Digital-Humanities-Quarterly / dhq-journal

DHQ is an open-access, peer-reviewed journal of digital humanities.
http://www.digitalhumanities.org/dhq/
10 stars 5 forks source link

Adding <word> #59

Closed juliaflanders closed 5 months ago

juliaflanders commented 6 months ago

Added element (syntactic sugar for <mentioned>) and added styling to render it in italics.

Proposing here because it is shorter and a bit vaguer (and hence will be more likely to cover the full range of what we need to encode with it).

sydb commented 6 months ago

Technically, looks great. (See below.) My only concern is that if the semantics of <word> are a bit vaguer than the semantics of <mentioned>, and since (if I understand correctly) it might be used to mark a phrase, a correct semantic definition should be included in the ODD. If short, this could be done in the <desc>:

<elementSpec ident="mentioned" mode="change" module="core">
  <altIdent>word</altIdent>
  <desc>encodes a word or phrase that the author is talking <emph>about</emph></desc>
</elementSpec>  

A long annotation could be included in <remarks>:

<elementSpec ident="mentioned" mode="change" module="core">
  <altIdent>word</altIdent>
  <desc>encodes a word or phrase that the author is talking <emph>about</emph></desc>
  <remarks>
    <p>Very like the TEI <gi>mentioned</gi> element, but we also use
    it for BLAH BLAH BLAH.</p>
    <p>Typically on output would be styled in italic typeface.</p>
  </remarks>
</elementSpec>  

Testing

Of course we do not have a test suite, and the above does not test that the change actually validates a <word> element in running prose. (I am 99.44% sure it would just by reading the .rnc, but …) So I took articles/000550/000550.xml (which has lots of occurrences of the word “word”) and changed every occurrence of \bword\b to <word>word</word>, and the result was valid.

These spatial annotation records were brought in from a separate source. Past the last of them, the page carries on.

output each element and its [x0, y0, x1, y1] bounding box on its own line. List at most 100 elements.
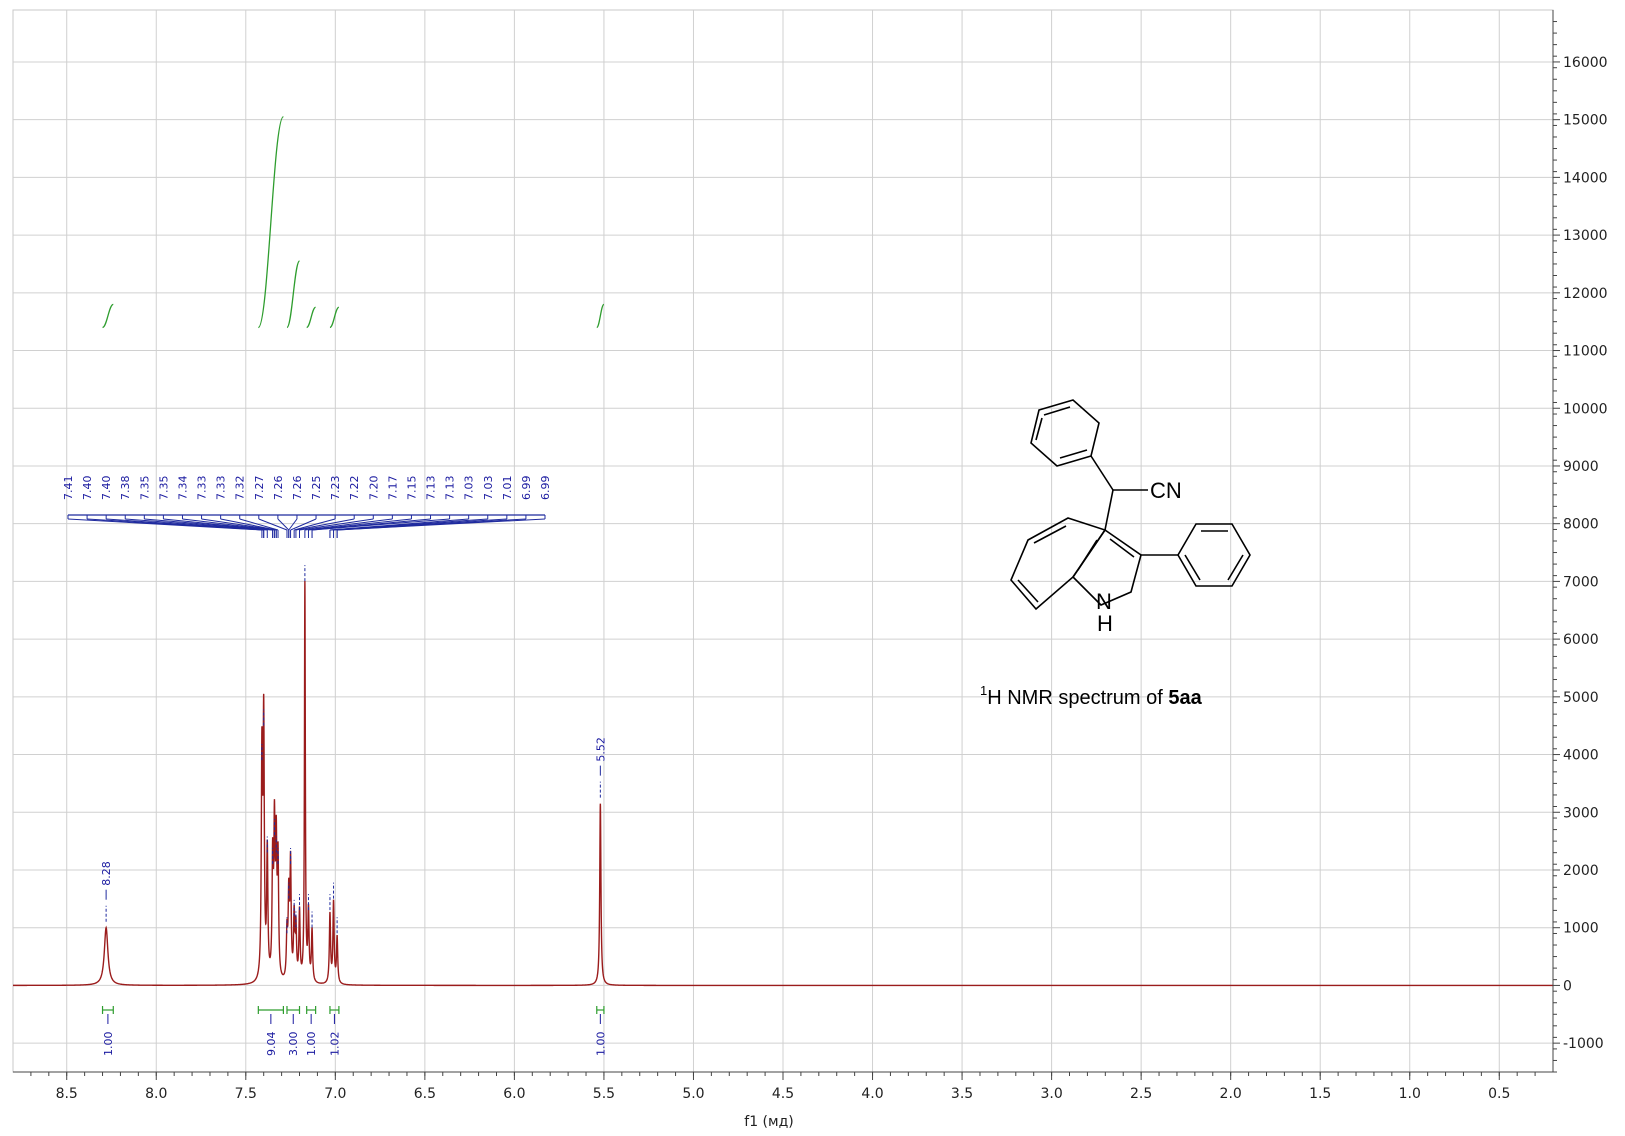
peak-label-leader [277, 518, 290, 531]
y-tick-label: -1000 [1563, 1036, 1604, 1052]
x-tick-label: 3.5 [951, 1086, 973, 1102]
peak-label: 7.38 [119, 476, 132, 501]
y-tick-label: 9000 [1563, 459, 1599, 475]
peak-label: 7.33 [215, 476, 228, 501]
peak-label: 7.13 [425, 476, 438, 501]
integral-value: 1.00 [305, 1032, 318, 1057]
y-tick-label: 7000 [1563, 574, 1599, 590]
peak-label-leader [299, 518, 374, 531]
peak-label: 6.99 [520, 476, 533, 501]
x-tick-label: 7.5 [235, 1086, 257, 1102]
integral-value: 9.04 [265, 1032, 278, 1057]
nh-h-label: H [1097, 611, 1113, 636]
integral-curve [306, 306, 316, 329]
x-tick-label: 1.0 [1399, 1086, 1421, 1102]
x-axis-label: f1 (мд) [744, 1114, 793, 1130]
cn-label: CN [1150, 478, 1182, 503]
peak-label: 7.35 [138, 476, 151, 501]
y-tick-label: 2000 [1563, 863, 1599, 879]
integral-value: 1.00 [102, 1032, 115, 1057]
integral-value: 1.02 [328, 1032, 341, 1057]
y-tick-label: 12000 [1563, 286, 1608, 302]
x-tick-label: 2.5 [1130, 1086, 1152, 1102]
y-tick-label: 3000 [1563, 805, 1599, 821]
x-tick-label: 7.0 [324, 1086, 346, 1102]
y-tick-label: 16000 [1563, 55, 1608, 71]
y-tick-label: 0 [1563, 978, 1572, 994]
integral-value: 1.00 [594, 1032, 607, 1057]
bond-ph-ch [1090, 455, 1114, 491]
peak-label-leader [308, 518, 412, 531]
y-tick-label: 13000 [1563, 228, 1608, 244]
peak-label-leader [182, 518, 275, 531]
peak-label: 7.26 [291, 476, 304, 501]
peak-label-leader [288, 518, 298, 531]
x-tick-label: 0.5 [1488, 1086, 1510, 1102]
right-phenyl-ring [1177, 523, 1251, 587]
x-tick-label: 8.0 [145, 1086, 167, 1102]
peak-label: 7.32 [234, 476, 247, 501]
peak-label-leader [337, 518, 546, 531]
peak-label-leader [290, 518, 317, 531]
y-tick-label: 14000 [1563, 170, 1608, 186]
integral-curve [286, 260, 301, 329]
title-compound: 5aa [1168, 687, 1202, 709]
y-tick-label: 8000 [1563, 517, 1599, 533]
peak-label: 7.15 [405, 476, 418, 501]
peak-label: 7.17 [386, 476, 399, 501]
top-phenyl-ring [1030, 399, 1100, 467]
title-superscript: 1 [980, 683, 987, 698]
y-tick-label: 4000 [1563, 748, 1599, 764]
integral-curve [257, 116, 285, 329]
x-tick-label: 5.0 [682, 1086, 704, 1102]
peak-label: 7.01 [501, 476, 514, 500]
peak-label: 7.40 [100, 476, 113, 501]
peak-label: 7.13 [444, 476, 457, 501]
x-tick-label: 5.5 [593, 1086, 615, 1102]
x-tick-label: 4.0 [861, 1086, 883, 1102]
peak-label-leader [312, 518, 450, 531]
y-tick-label: 11000 [1563, 344, 1608, 360]
x-tick-label: 6.0 [503, 1086, 525, 1102]
peak-label: 7.03 [482, 476, 495, 501]
peak-label-leader [295, 518, 355, 531]
peak-label: 7.34 [176, 476, 189, 501]
peak-label-leader [304, 518, 393, 531]
peak-label-leader [163, 518, 273, 531]
x-tick-label: 4.5 [772, 1086, 794, 1102]
peak-label: 7.27 [253, 476, 266, 501]
peak-label-leader [294, 518, 336, 531]
integral-curve [329, 306, 340, 329]
peak-label: 7.33 [196, 476, 209, 501]
peak-label: 7.26 [272, 476, 285, 501]
title-nucleus: H NMR spectrum of [987, 687, 1168, 709]
bond-ch-c3 [1104, 489, 1114, 531]
molecule-structure [1010, 399, 1251, 611]
indole-benzene-ring [1010, 517, 1107, 611]
peak-label: 7.20 [367, 476, 380, 501]
x-tick-label: 3.0 [1040, 1086, 1062, 1102]
peak-label: 6.99 [539, 476, 552, 501]
spectrum-title: 1H NMR spectrum of 5aa [980, 683, 1203, 709]
peak-label-leader [258, 518, 288, 531]
peak-label: 7.23 [329, 476, 342, 501]
x-tick-label: 8.5 [56, 1086, 78, 1102]
peak-label: 7.25 [310, 476, 323, 501]
peak-pick-markers: 7.41 7.40 7.40 7.38 7.35 7.35 7.34 7.33 7.33 7.32… [62, 476, 607, 934]
peak-label: 7.40 [81, 476, 94, 501]
nh-n-label: N [1096, 589, 1112, 614]
integral-curves [102, 116, 605, 329]
peak-label: 7.35 [157, 476, 170, 501]
integral-value: 3.00 [287, 1032, 300, 1057]
peak-label: 7.22 [348, 476, 361, 501]
x-tick-label: 2.0 [1220, 1086, 1242, 1102]
integral-curve [596, 303, 605, 329]
y-tick-label: 10000 [1563, 401, 1608, 417]
y-tick-label: 6000 [1563, 632, 1599, 648]
single-peak-label: 8.28 [100, 861, 113, 886]
x-tick-label: 1.5 [1309, 1086, 1331, 1102]
axes: 8.5 8.0 7.5 7.0 6.5 6.0 5.5 5.0 4.5 4.0 3.5 3.0 2.5 2… [13, 10, 1608, 1102]
peak-label-leader [220, 518, 277, 531]
integral-brackets: 1.00 9.04 3.00 1.00 1.02 1.00 [102, 1006, 607, 1056]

As for the XSLT change, alone it is so innocuous that hardly seems worth testing. I did, anyway … when transformed by this branch’s common/xslt/template_article.xsl, the altered 000550.html file has lots of <em class="word">word</em> that are just “word” in the main branch.

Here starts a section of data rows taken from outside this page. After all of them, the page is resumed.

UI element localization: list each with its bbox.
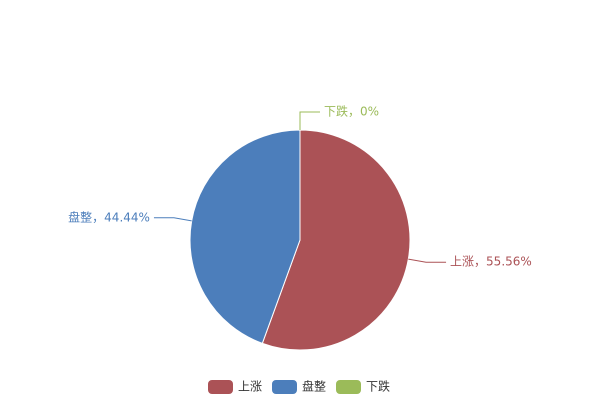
legend-swatch xyxy=(208,380,233,394)
pie-slice xyxy=(261,129,411,351)
legend-swatch xyxy=(336,380,361,394)
legend-label: 盘整 xyxy=(302,379,326,394)
legend-label: 下跌 xyxy=(366,379,390,394)
legend-label: 上涨 xyxy=(238,379,262,394)
leader-line xyxy=(408,258,447,263)
leader-line xyxy=(299,111,320,130)
data-label: 盘整，44.44% xyxy=(68,209,150,224)
legend-swatch xyxy=(272,380,297,394)
leader-line xyxy=(153,217,192,222)
data-label: 下跌，0% xyxy=(324,104,379,119)
data-label: 上涨，55.56% xyxy=(450,254,532,269)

But the change would result in a problem if any stylesheet that imports or includes dhq2html.xsl[2], or any stylesheet it imports or includes[3] already had a template that matched tei:word. None do.[4]

Notes [1] The RELAX NG has this snippet:

dhq_mentioned =
  ## marks words or phrases mentioned, not used. [3.3.3. Quotation]
  element tei:word {
    dhq_macro.phraseSeq, dhq_att.global.attributes, empty
  }

[2] Turns out there are only 5: template_editorial_article.xsl, dhq-preview-html.xsl, template_article.xsl, search_results.xsl, and article_list.xsl. [3] There is only 1: coins.xsl, which needs to be dragged into the modern era. [4] Note-to-self: Used xsel -t -m "//@*[contains(.,'word') and not( contains(.,'keywords') )]" -o "---------" -f -n -c ".." -n -n $(find . -name '*.xsl' -o -name '*.xslt') | nons to test. Got a few false positives, but it was still obvious there are no conflicting templates. (Yeah, I just looked at all XSLTs, not the 5 that actually import.)

juliaflanders commented 5 months ago

Thank you, Syd--I've made those changes (added <desc> and <remarks>) and hopefully this is now ready to go. I'm going to merge in the pull request and if there are any other adjustments needed we can do those as needed afterwards.